"So what I'm hearing is I have a chance at being yo friend when I get outta here? Bet that," he spoke making me smack my lips.

"I ain't gone lie...you hearing a lot of shit I ain't said to you my nigga," I replied making him laugh. "Oh yea and if you ever squeeze my fucking thigh again I'll rip yo arm off yo body and feed it to Itrez's pit bulls,"

"Why are you so Damn violent? And you wasn't saying that yesterday. You didn't move my hand or nothing. After you even told me thank you so I don't wanna hear that," he spoke laughing and pointing at me.

"What you tryna say?" I asked him as he looked at me.

"I know what you are boy!" He said to me making me chuckle as shake my head. That was funny. "Did you just laugh my nigga?!"

"I chuckled. Big difference. You weren't that funny," I told him laying down in my bed as he still sat on it.

"Man I'm hilarious. You know you was laughing. I think we're gonna be good friends for real," he spoke making me roll my eyes.

No the fuck were not.

"Nah. We cool, but I'm staying away from you once we get back," I spoke as he looked at me confused.

"Why though?" He asked me as I looked at him with a nigga you know why face. "Nobody has to know that we're friends,"

"Why you Wanna be my friend so bad lil boy," I said to him as he thumped my knee.

"I don't know...once again I just like yo vibe. You seem to have a lot more since than other people. Like my homie Novian. It's just I see you see the bigger picture and have a goal to get outta here as do i. Most niggas be doing this shit for fun. I just feel like we got some shit in common," he spoke as I just looked a him.

I mean I guess that was true.
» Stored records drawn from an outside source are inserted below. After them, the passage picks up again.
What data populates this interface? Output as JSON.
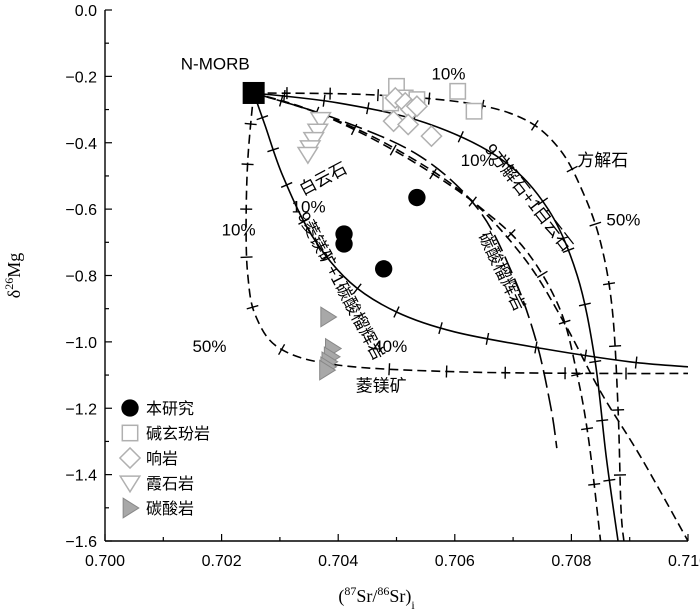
{
  "chart_data": {
    "type": "scatter",
    "xlabel": "(87Sr/86Sr)i",
    "ylabel": "δ26Mg",
    "xlim": [
      0.7,
      0.71
    ],
    "ylim": [
      -1.6,
      0.0
    ],
    "x_ticks": [
      "0.700",
      "0.702",
      "0.704",
      "0.706",
      "0.708",
      "0.710"
    ],
    "y_ticks": [
      "0.0",
      "−0.2",
      "−0.4",
      "−0.6",
      "−0.8",
      "−1.0",
      "−1.2",
      "−1.4",
      "−1.6"
    ],
    "x_tick_values": [
      0.7,
      0.702,
      0.704,
      0.706,
      0.708,
      0.71
    ],
    "y_tick_values": [
      0.0,
      -0.2,
      -0.4,
      -0.6,
      -0.8,
      -1.0,
      -1.2,
      -1.4,
      -1.6
    ],
    "grid": false,
    "legend_position": "bottom-left",
    "legend": [
      {
        "label": "本研究",
        "marker": "circle",
        "color": "#000000"
      },
      {
        "label": "碱玄玢岩",
        "marker": "square-open",
        "color": "#b0b0b0"
      },
      {
        "label": "响岩",
        "marker": "diamond-open",
        "color": "#b0b0b0"
      },
      {
        "label": "霞石岩",
        "marker": "triangle-down-open",
        "color": "#b0b0b0"
      },
      {
        "label": "碳酸岩",
        "marker": "triangle-right-filled",
        "color": "#a8a8a8"
      }
    ],
    "series": [
      {
        "name": "本研究",
        "marker": "circle",
        "x": [
          0.70535,
          0.7041,
          0.7041,
          0.70478
        ],
        "y": [
          -0.565,
          -0.675,
          -0.705,
          -0.78
        ]
      },
      {
        "name": "碱玄玢岩",
        "marker": "square-open",
        "x": [
          0.705,
          0.70515,
          0.7049,
          0.70605,
          0.70633,
          0.70535
        ],
        "y": [
          -0.23,
          -0.265,
          -0.28,
          -0.245,
          -0.305,
          -0.27
        ]
      },
      {
        "name": "响岩",
        "marker": "diamond-open",
        "x": [
          0.70498,
          0.70515,
          0.70525,
          0.70535,
          0.70495,
          0.7052,
          0.7056
        ],
        "y": [
          -0.265,
          -0.28,
          -0.3,
          -0.29,
          -0.335,
          -0.345,
          -0.38
        ]
      },
      {
        "name": "霞石岩",
        "marker": "triangle-down-open",
        "x": [
          0.7037,
          0.70365,
          0.70358,
          0.70352,
          0.70348
        ],
        "y": [
          -0.33,
          -0.365,
          -0.39,
          -0.415,
          -0.435
        ]
      },
      {
        "name": "碳酸岩",
        "marker": "triangle-right-filled",
        "x": [
          0.70382,
          0.7039,
          0.70388,
          0.70384,
          0.70382,
          0.7038
        ],
        "y": [
          -0.925,
          -1.02,
          -1.045,
          -1.06,
          -1.075,
          -1.085
        ]
      }
    ],
    "end_member": {
      "label": "N-MORB",
      "x": 0.70255,
      "y": -0.25
    },
    "mixing_curves": [
      {
        "label": "菱镁矿",
        "style": "dashed",
        "ticks": true,
        "points": [
          [
            0.70255,
            -0.25
          ],
          [
            0.70245,
            -0.45
          ],
          [
            0.70242,
            -0.65
          ],
          [
            0.70245,
            -0.8
          ],
          [
            0.70258,
            -0.92
          ],
          [
            0.703,
            -1.02
          ],
          [
            0.704,
            -1.07
          ],
          [
            0.706,
            -1.09
          ],
          [
            0.7085,
            -1.095
          ],
          [
            0.71,
            -1.095
          ]
        ]
      },
      {
        "label": "9菱镁矿+1碳酸榴辉岩",
        "style": "solid",
        "ticks": true,
        "points": [
          [
            0.70255,
            -0.25
          ],
          [
            0.70275,
            -0.35
          ],
          [
            0.70305,
            -0.5
          ],
          [
            0.70355,
            -0.68
          ],
          [
            0.7042,
            -0.82
          ],
          [
            0.705,
            -0.91
          ],
          [
            0.706,
            -0.97
          ],
          [
            0.7075,
            -1.02
          ],
          [
            0.709,
            -1.06
          ],
          [
            0.71,
            -1.075
          ]
        ]
      },
      {
        "label": "白云石",
        "style": "dashed",
        "ticks": true,
        "points": [
          [
            0.70255,
            -0.25
          ],
          [
            0.7035,
            -0.3
          ],
          [
            0.7045,
            -0.38
          ],
          [
            0.7055,
            -0.48
          ],
          [
            0.7064,
            -0.59
          ],
          [
            0.7072,
            -0.72
          ],
          [
            0.7078,
            -0.9
          ],
          [
            0.7081,
            -1.1
          ],
          [
            0.7083,
            -1.3
          ],
          [
            0.7085,
            -1.6
          ]
        ]
      },
      {
        "label": "9方解石+1白云石",
        "style": "solid",
        "ticks": true,
        "points": [
          [
            0.70255,
            -0.25
          ],
          [
            0.704,
            -0.28
          ],
          [
            0.7055,
            -0.34
          ],
          [
            0.7068,
            -0.45
          ],
          [
            0.7076,
            -0.6
          ],
          [
            0.7081,
            -0.8
          ],
          [
            0.7084,
            -1.05
          ],
          [
            0.7086,
            -1.35
          ],
          [
            0.7088,
            -1.6
          ]
        ]
      },
      {
        "label": "方解石",
        "style": "dashed",
        "ticks": true,
        "points": [
          [
            0.70255,
            -0.25
          ],
          [
            0.7045,
            -0.255
          ],
          [
            0.7062,
            -0.28
          ],
          [
            0.7072,
            -0.33
          ],
          [
            0.7078,
            -0.42
          ],
          [
            0.7082,
            -0.55
          ],
          [
            0.7085,
            -0.7
          ],
          [
            0.7087,
            -0.9
          ],
          [
            0.7088,
            -1.2
          ],
          [
            0.70885,
            -1.5
          ],
          [
            0.7089,
            -1.6
          ]
        ]
      },
      {
        "label": "碳酸榴辉岩",
        "style": "dashed",
        "ticks": false,
        "points": [
          [
            0.70255,
            -0.25
          ],
          [
            0.7038,
            -0.32
          ],
          [
            0.705,
            -0.42
          ],
          [
            0.7062,
            -0.56
          ],
          [
            0.7072,
            -0.75
          ],
          [
            0.7079,
            -0.95
          ],
          [
            0.7085,
            -1.15
          ],
          [
            0.7092,
            -1.35
          ],
          [
            0.71,
            -1.6
          ]
        ]
      },
      {
        "label": "",
        "style": "longdash",
        "ticks": false,
        "points": [
          [
            0.70255,
            -0.25
          ],
          [
            0.704,
            -0.33
          ],
          [
            0.7054,
            -0.44
          ],
          [
            0.7064,
            -0.6
          ],
          [
            0.707,
            -0.8
          ],
          [
            0.7074,
            -1.0
          ],
          [
            0.70765,
            -1.2
          ],
          [
            0.70775,
            -1.32
          ]
        ]
      }
    ],
    "annotations": [
      {
        "text": "N-MORB",
        "x": 0.7013,
        "y": -0.18
      },
      {
        "text": "10%",
        "x": 0.7056,
        "y": -0.21
      },
      {
        "text": "方解石",
        "x": 0.7081,
        "y": -0.47
      },
      {
        "text": "50%",
        "x": 0.7086,
        "y": -0.65
      },
      {
        "text": "10%",
        "x": 0.7061,
        "y": -0.47
      },
      {
        "text": "白云石",
        "x": 0.7034,
        "y": -0.56
      },
      {
        "text": "10%",
        "x": 0.7032,
        "y": -0.61
      },
      {
        "text": "10%",
        "x": 0.702,
        "y": -0.68
      },
      {
        "text": "50%",
        "x": 0.7015,
        "y": -1.03
      },
      {
        "text": "40%",
        "x": 0.7046,
        "y": -1.03
      },
      {
        "text": "菱镁矿",
        "x": 0.7043,
        "y": -1.15
      },
      {
        "text": "9方解石+1白云石",
        "x": 0.7065,
        "y": -0.42
      },
      {
        "text": "9菱镁矿+1碳酸榴辉岩",
        "x": 0.7033,
        "y": -0.62
      },
      {
        "text": "碳酸榴辉岩",
        "x": 0.7064,
        "y": -0.68
      }
    ]
  }
}
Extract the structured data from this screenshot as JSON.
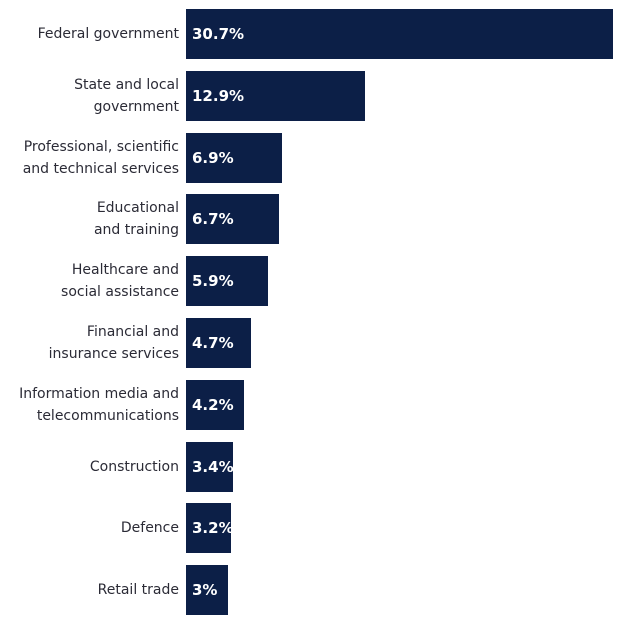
{
  "chart_data": {
    "type": "bar",
    "orientation": "horizontal",
    "categories": [
      "Federal government",
      "State and local\ngovernment",
      "Professional, scientific\nand technical services",
      "Educational\nand training",
      "Healthcare and\nsocial assistance",
      "Financial and\ninsurance services",
      "Information media and\ntelecommunications",
      "Construction",
      "Defence",
      "Retail trade"
    ],
    "values": [
      30.7,
      12.9,
      6.9,
      6.7,
      5.9,
      4.7,
      4.2,
      3.4,
      3.2,
      3
    ],
    "data_labels": [
      "30.7%",
      "12.9%",
      "6.9%",
      "6.7%",
      "5.9%",
      "4.7%",
      "4.2%",
      "3.4%",
      "3.2%",
      "3%"
    ],
    "xlim": [
      0,
      30.7
    ],
    "grid": false,
    "bar_color": "#0c1f47"
  }
}
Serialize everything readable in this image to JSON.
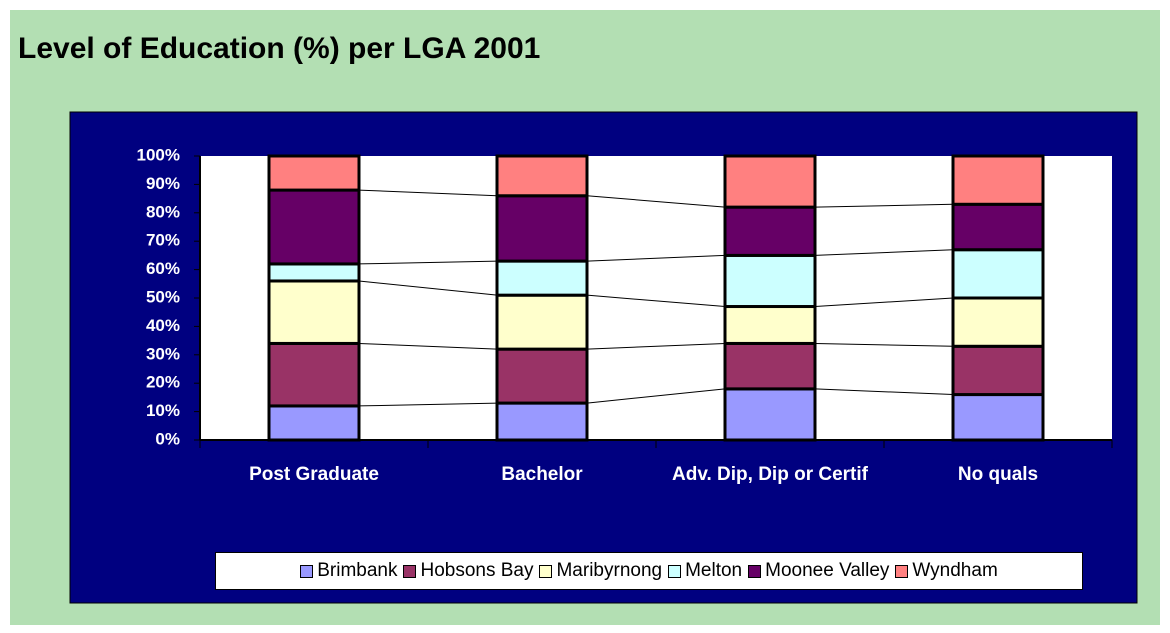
{
  "chart_data": {
    "type": "stacked_bar",
    "title": "Level of Education (%) per LGA 2001",
    "categories": [
      "Post Graduate",
      "Bachelor",
      "Adv. Dip, Dip or Certif",
      "No quals"
    ],
    "series": [
      {
        "name": "Brimbank",
        "color": "#9999ff",
        "values": [
          12,
          13,
          18,
          16
        ]
      },
      {
        "name": "Hobsons Bay",
        "color": "#993366",
        "values": [
          22,
          19,
          16,
          17
        ]
      },
      {
        "name": "Maribyrnong",
        "color": "#ffffcc",
        "values": [
          22,
          19,
          13,
          17
        ]
      },
      {
        "name": "Melton",
        "color": "#ccffff",
        "values": [
          6,
          12,
          18,
          17
        ]
      },
      {
        "name": "Moonee Valley",
        "color": "#660066",
        "values": [
          26,
          23,
          17,
          16
        ]
      },
      {
        "name": "Wyndham",
        "color": "#ff8080",
        "values": [
          12,
          14,
          18,
          17
        ]
      }
    ],
    "ylim": [
      0,
      100
    ],
    "yticks": [
      {
        "value": 0,
        "label": "0%"
      },
      {
        "value": 10,
        "label": "10%"
      },
      {
        "value": 20,
        "label": "20%"
      },
      {
        "value": 30,
        "label": "30%"
      },
      {
        "value": 40,
        "label": "40%"
      },
      {
        "value": 50,
        "label": "50%"
      },
      {
        "value": 60,
        "label": "60%"
      },
      {
        "value": 70,
        "label": "70%"
      },
      {
        "value": 80,
        "label": "80%"
      },
      {
        "value": 90,
        "label": "90%"
      },
      {
        "value": 100,
        "label": "100%"
      }
    ]
  }
}
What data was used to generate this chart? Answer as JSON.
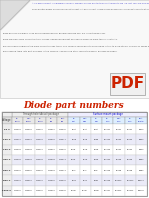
{
  "title": "Diode part numbers",
  "title_color": "#cc2200",
  "title_fontsize": 6.5,
  "header1": "Through hole (Axial) package",
  "header2": "Surface mount package",
  "header1_color": "#444444",
  "header2_color": "#0000cc",
  "voltages": [
    "50 V",
    "100 V",
    "200 V",
    "400 V",
    "600 V",
    "800 V",
    "1000 V"
  ],
  "volt_short": [
    "50V",
    "100V",
    "200V",
    "400V",
    "600V",
    "800V",
    "1000V"
  ],
  "col_labels_line1": [
    "1A,",
    "1.5A,",
    "3A,",
    "6A,",
    "10A,",
    "1A,",
    "1.5A,",
    "3A,",
    "1A,",
    "2.5A,",
    "3A,",
    "10A,"
  ],
  "col_labels_line2": [
    "DO-41",
    "DO-15",
    "DO-27",
    "R-6",
    "R-6",
    "SMA",
    "SMB",
    "SMC",
    "MELF",
    "MELF",
    "MELF",
    "D2-PAK"
  ],
  "rows": [
    [
      "1N4001",
      "1N5391",
      "1N5400",
      "1N4990",
      "1N3070",
      "RS1A",
      "RS2A",
      "RS3A",
      "LL4001",
      "RL1Z1",
      "RL3Z1",
      "MB1S"
    ],
    [
      "1N4002",
      "1N5392",
      "1N5401",
      "1N4991",
      "1N3071",
      "RS1B",
      "RS2B",
      "RS3B",
      "LL4002",
      "RL1Z2",
      "RL3Z2",
      "MB2S"
    ],
    [
      "1N4003",
      "1N5393",
      "1N5402",
      "1N4992",
      "1N3072",
      "RS1D",
      "RS2D",
      "RS3D",
      "LL4003",
      "RL1Z4",
      "RL3Z4",
      "MB4S"
    ],
    [
      "1N4004",
      "1N5394",
      "1N5404",
      "1N4993",
      "1N3073",
      "RS1G",
      "RS2G",
      "RS3G",
      "LL4004",
      "RL1Z6",
      "RL3Z6",
      "MB6S"
    ],
    [
      "1N4005",
      "1N5395",
      "1N5405",
      "1N4994",
      "1N3074",
      "RS1J",
      "RS2J",
      "RS3J",
      "LL4005",
      "RL1Z8",
      "RL3Z8",
      "MB8S"
    ],
    [
      "1N4006",
      "1N5396",
      "1N5406",
      "1N4995",
      "1N3075",
      "RS1K",
      "RS2K",
      "RS3K",
      "LL4006",
      "RL1Z10",
      "RL3Z10",
      "MB10S"
    ],
    [
      "1N4007",
      "1N5397",
      "1N5407",
      "1N4996",
      "1N3076",
      "RS1M",
      "RS2M",
      "RS3M",
      "LL4007",
      "RL1Z12",
      "RL3Z12",
      "MB12S"
    ]
  ],
  "background_color": "#ffffff",
  "text_color": "#555555",
  "text_lines": [
    "It is a basic element in a growing number of everyday devices due to its inherent reliability and low cost. They are ideal for use in AC adaptors for general purpose use e.g. conditioning VPM.",
    "Some positive diodes or diode for highest current: 3 A peak current. These diodes are especially designed to operate at a forward current 3 A.",
    "These devices are widely used and recommended for general purpose use, e.g. conditioning VPM.",
    "There are many form current rectifier diodes, having insufficient for oppose access of more than 0.7 Volts AC.",
    "The series were originally the more current diodes types. The 1N4001 series were to be followed in this to a few others. The DO-41 series were recommended as the standard for the 1N400x series and summarized in DO-41 and JEDEC, along with alternative standards range is i.e: 3 A, 600-600 series (R).",
    "The following table lists part numbers in the 1N400x, 1N540x and other requisite general purpose of diodes."
  ],
  "pdf_color": "#cc2200",
  "fold_size": 30
}
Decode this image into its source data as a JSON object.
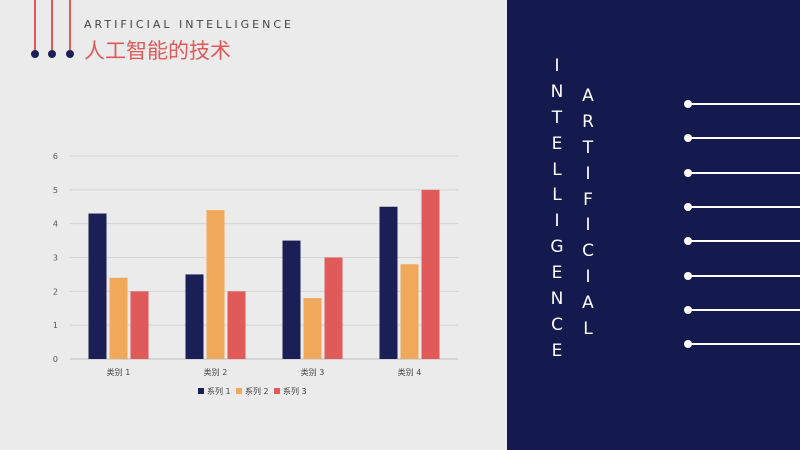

I was tryna get the fuck up outta here. I was going to get this money and get the fuck out. Fuck selling drugs. Fuck OG. Fuck East side. And fuck everybody else that had a problem with it. I wanted to leave. I've been wanting out. Now I have a chance to do so in a minute, but it seems like so many things wanna hold me back. Now I have to figure out how to sneak this nigga outta here with being caught and shit and steal the serum or drug or whatever the fuck it is. I just gotta make sure these niggas don't die.

They don't deserve that shit. Especially Arvo.

OG fucked up for sending that lil nigga back here knowing he this nigga his pimp. What if I can't get him out? Then this nigga is just stuck here fucking for money when he obviously hates that shit? I feel sick for him. He's been doing this shít for a while. I asked him how long has he known Adal and he said you don't wanna know.

I wish I could kill that nigga, but I can't. I was about to yesterday. I hated the wya he was talking to us and tryna compare me to Hitler. Like nigga suck my black ass dick.

At least I had this nigga there and for the first I was actually thankful for a east side nigga. I could have blown the whole mission.

I can't lie, he lowkey made me feel good when he said he didn't think I was a bad person. I mean I do a lot good shit, but I still do bad shit as well. I take care of the people I love and I guess people I don't since I'm about to eve this nigga Arvo.

Maybe I do have a heart.

"Get off my bed Im sleepy now," I told him as he laughed.

"I guess talking to me worked huh?" He asked me as I shrugged. I kicked him off of my bed making him get up and walk over to me. He grabbed my leg and yanked me off of the leg making me grab him with my legs and wrap them around his waist. I reached up putting him in a headlock as he punch me in my side.